RBI’s Proposed Changes for AFA in International Transactions

New Verification Measures

Under this proposal, Indian cardholders making international online purchases will have to complete an additional verification step, such as:

• OTP Verification: A One-Time Password (OTP) sent to the user’s registered mobile number.
• Biometric Authentication: Transactions may require fingerprint scans or facial recognition for added security.

RBI’s Next Steps

• RBI will issue a draft circular to gather feedback from stakeholders, including banks, payment gateways, and merchants.
• Once finalized, the implementation process will begin, ensuring a smooth transition for consumers.
• This initiative is part of a larger RBI framework to strengthen the security of digital payments in India.

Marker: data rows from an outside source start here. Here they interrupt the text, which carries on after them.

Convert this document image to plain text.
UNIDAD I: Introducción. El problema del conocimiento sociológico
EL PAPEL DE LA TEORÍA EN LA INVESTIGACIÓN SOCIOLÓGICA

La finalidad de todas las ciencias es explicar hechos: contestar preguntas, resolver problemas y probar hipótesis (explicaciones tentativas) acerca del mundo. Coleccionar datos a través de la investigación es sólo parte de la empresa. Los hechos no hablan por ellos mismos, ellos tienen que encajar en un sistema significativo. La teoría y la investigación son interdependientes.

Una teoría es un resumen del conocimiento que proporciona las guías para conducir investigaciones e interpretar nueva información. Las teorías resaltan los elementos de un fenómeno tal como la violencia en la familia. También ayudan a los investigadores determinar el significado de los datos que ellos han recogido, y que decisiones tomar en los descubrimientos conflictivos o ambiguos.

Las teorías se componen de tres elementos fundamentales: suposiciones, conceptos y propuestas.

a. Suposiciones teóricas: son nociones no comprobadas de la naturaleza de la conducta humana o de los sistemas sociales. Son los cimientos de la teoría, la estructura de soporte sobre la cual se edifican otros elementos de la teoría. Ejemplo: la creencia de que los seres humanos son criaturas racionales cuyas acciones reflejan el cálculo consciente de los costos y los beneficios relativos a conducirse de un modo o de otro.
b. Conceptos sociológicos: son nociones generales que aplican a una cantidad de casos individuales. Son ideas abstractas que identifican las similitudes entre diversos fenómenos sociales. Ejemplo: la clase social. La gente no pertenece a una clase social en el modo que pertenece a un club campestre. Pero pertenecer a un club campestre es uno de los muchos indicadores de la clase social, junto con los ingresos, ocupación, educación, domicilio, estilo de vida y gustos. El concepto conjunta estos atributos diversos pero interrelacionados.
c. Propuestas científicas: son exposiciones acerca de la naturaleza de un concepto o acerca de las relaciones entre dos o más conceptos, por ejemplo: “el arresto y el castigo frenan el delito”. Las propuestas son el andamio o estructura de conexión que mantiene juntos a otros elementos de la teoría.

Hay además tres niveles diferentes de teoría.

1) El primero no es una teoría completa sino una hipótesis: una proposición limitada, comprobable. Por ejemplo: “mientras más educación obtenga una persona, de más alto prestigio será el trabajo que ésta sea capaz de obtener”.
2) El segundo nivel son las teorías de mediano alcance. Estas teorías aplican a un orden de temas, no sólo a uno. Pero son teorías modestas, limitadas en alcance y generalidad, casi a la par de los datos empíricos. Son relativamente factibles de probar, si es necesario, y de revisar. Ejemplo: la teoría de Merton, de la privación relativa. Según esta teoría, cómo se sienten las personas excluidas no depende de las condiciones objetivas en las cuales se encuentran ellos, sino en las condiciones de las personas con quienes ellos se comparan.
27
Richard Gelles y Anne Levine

RBI’s Digital Payment Security Framework

To further improve online transaction security, RBI introduced a digital payment security framework last year. This mandates the use of a dynamically generated authentication factor for every digital transaction, except for card-present transactions.

Three Types of Authentication Factors

RBI categorizes AFA into three types, ensuring that each transaction remains unique and protected:

1. Something the user knows – Examples: Passwords, PINs
2. Something the user has – Examples: ATM/Debit Cards, Mobile Devices
3. Something the user is – Examples: Fingerprint, Facial Recognition

This multi-layered approach aims to eliminate fraudulent activities, ensuring that each transaction is authenticated through a unique security factor that cannot be reused.

Impact of AFA on Indian Consumers

Enhanced Consumer Protection

By implementing AFA for international transactions, Indian consumers will benefit from the same level of security that is already in place for domestic digital payments.

Encouraging Global E-Commerce Participation

With improved security, Indian consumers may feel more confident in making international purchases, leading to greater participation in the global e-commerce market.

Reduced Fraud & Unauthorized Transactions

This move will minimize online fraud, preventing cases where stolen or leaked card details are used for unauthorized transactions.

Seamless Transition & Adoption

Banks and financial institutions will need to upgrade their verification systems to align with the RBI’s new security guidelines. Consumers should stay updated on changes and ensure their contact details are up to date to receive OTPs and verification alerts.

Summary of the News

Aspects	Details
Why in News	The Reserve Bank of India (RBI) has announced the implementation of Additional Factor Authentication (AFA) for cross-border “Card Not Present” (CNP) transactions.
Objective	To secure international transactions using Indian-issued cards, making them as safe and fraud-proof as domestic transactions.
What is AFA?	A multi-step security process requiring more than one verification method to authenticate online transactions.
AFA in Domestic vs. International Transactions	– Domestic: Already mandatory, involves OTP or biometric verification, reducing fraud. – International: Previously lacked AFA, making transactions vulnerable to cyber threats.
Need for AFA in International Transactions	– Increasing cross-border e-commerce purchases. – Higher fraud risks due to the absence of physical verification.- Security gap in international payments.
Major Risks in International Transactions	– Fraudulent transactions due to lack of authentication.- Weaker security measures among overseas merchants.- Growing digital payments require enhanced security.
RBI’s Proposed Changes	– OTP verification for international transactions.- Biometric authentication (fingerprint/facial recognition).
Next Steps by RBI	– RBI to issue a draft circular for stakeholder feedback.- Implementation to begin after finalization.- Part of RBI’s broader digital security framework.
Types of Authentication Factors	1. Something the user knows – Passwords, PINs. 2. Something the user has – ATM/Debit Cards, Mobile Devices. 3. Something the user is – Biometrics (Fingerprint, Facial Recognition).
Impact on Indian Consumers	– Enhanced consumer protection for international transactions.- Increased confidence in global e-commerce purchases.- Reduced fraud in online payments.
Seamless Adoption	Banks to upgrade security systems, consumers should update contact details for OTP and alerts.